Since then, Lesnar has won WWE's top prize (in one form or another) a further four times, and is seen by many backstage as one of the company's most valuable commodities; all of this success can be traced back to the world title opportunity he won by conquering 2002's King of the Ring tournament.
#1 "Stone Cold" Steve Austin, 1996 King of the Ring
It can be said with some degree of certainty that the wrestling business would not exist as it is today had Steve Austin not won the 1996 King of the Ring tournament, if the wrestling business even still existed at all.

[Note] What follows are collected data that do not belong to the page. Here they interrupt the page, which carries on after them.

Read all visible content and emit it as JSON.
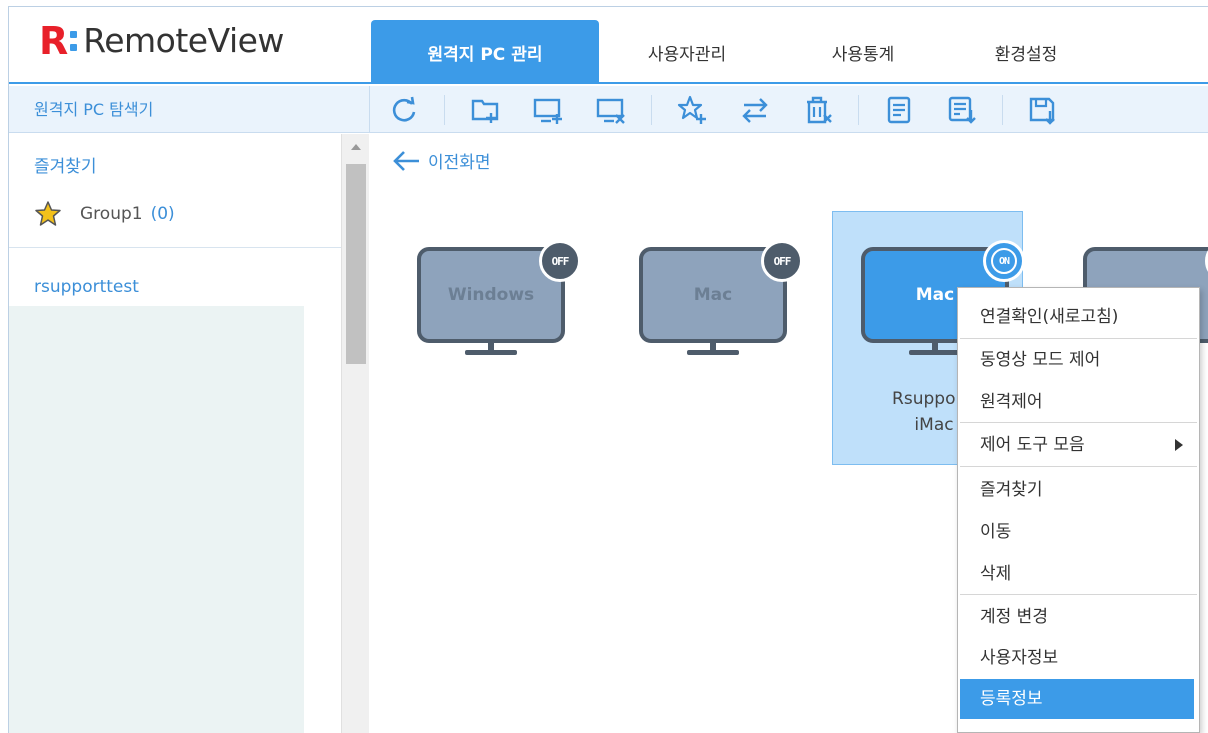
{
  "logo": {
    "mark": "R",
    "text": "RemoteView"
  },
  "nav": {
    "tabs": [
      {
        "label": "원격지 PC 관리",
        "active": true
      },
      {
        "label": "사용자관리",
        "active": false
      },
      {
        "label": "사용통계",
        "active": false
      },
      {
        "label": "환경설정",
        "active": false
      }
    ]
  },
  "left_panel": {
    "title": "원격지 PC 탐색기",
    "favorites_title": "즐겨찾기",
    "favorite_group": {
      "name": "Group1",
      "count": "(0)"
    },
    "tree_root": "rsupporttest"
  },
  "toolbar": {
    "icons": [
      "refresh-icon",
      "add-group-icon",
      "add-pc-icon",
      "remove-pc-icon",
      "add-favorite-icon",
      "move-icon",
      "delete-icon",
      "memo-icon",
      "download-list-icon",
      "export-icon"
    ]
  },
  "main": {
    "back_label": "이전화면",
    "pcs": [
      {
        "os": "Windows",
        "status": "OFF",
        "name": ""
      },
      {
        "os": "Mac",
        "status": "OFF",
        "name": ""
      },
      {
        "os": "Mac",
        "status": "ON",
        "name_line1": "Rsupport!",
        "name_line2": "iMac",
        "selected": true
      },
      {
        "os": "",
        "status": ""
      }
    ]
  },
  "context_menu": {
    "items": [
      "연결확인(새로고침)",
      "동영상 모드 제어",
      "원격제어",
      "제어 도구 모음",
      "즐겨찾기",
      "이동",
      "삭제",
      "계정 변경",
      "사용자정보",
      "등록정보"
    ],
    "highlighted_index": 9
  },
  "colors": {
    "accent": "#3c9be8",
    "logo_red": "#e8202a",
    "monitor_off": "#8ea3bc",
    "monitor_on": "#3c9be8",
    "selection_bg": "#bfe0fa"
  }
}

Professional wrestling throughout the mid-1990s had become a parody of itself, focusing on family-friendly thrills with bright colors and silly gimmicks; both the WWF and WCW traded in intense physical competition for party-story special effects and children's morning show costumes, by and large.
June of 1996 saw two events radically change the course of wrestling history, one immediately, and the other on a slow burn. The former was the formation of the New World Order at WCW's Bash at the Beach pay-per-view event; this was the first time since the 1984 establishment of Hulk Hogan as a mainstream, all-American babyface that Terry Bollea had turned full heel, and the turn brought a new edge and a new aesthetic to WCW's product.
The latter event was the ascension of "Stone Cold" Steve Austin to King of the Ring winner; the reason wasn't the crown itself, but how Austin celebrated with a foul-mouthed promo who's standout one-liner directed at born-again Christian Jake "The Snake" Roberts became undoubtedly the most successful catchphrase and merchandise line ever in the business.
The rise didn't begin immediately, but as Austin gained more and more freedom to express himself on the microphone the same way he had in Milwaukee after dispatching Roberts, and as the WWF's merchandising department let the Austin 3:16 catchphrase make its way onto t-shirts, a sea change began in the company which swept its way up and down the card, leading to the Attitude Era and the revival of sports entertainment.
His Career After King of the Ring
Austin did okay for himself after becoming the 1996 King of the Ring, if you count six WWF titles, two Intercontinental titles, four Tag Team titles, three Royal Rumble wins, an award-winning podcast, and a 2009 berth, not to mention high-profile feuds with Bret Hart, The Rock, Triple H, and, most of all, Vince McMahon, as "doing okay".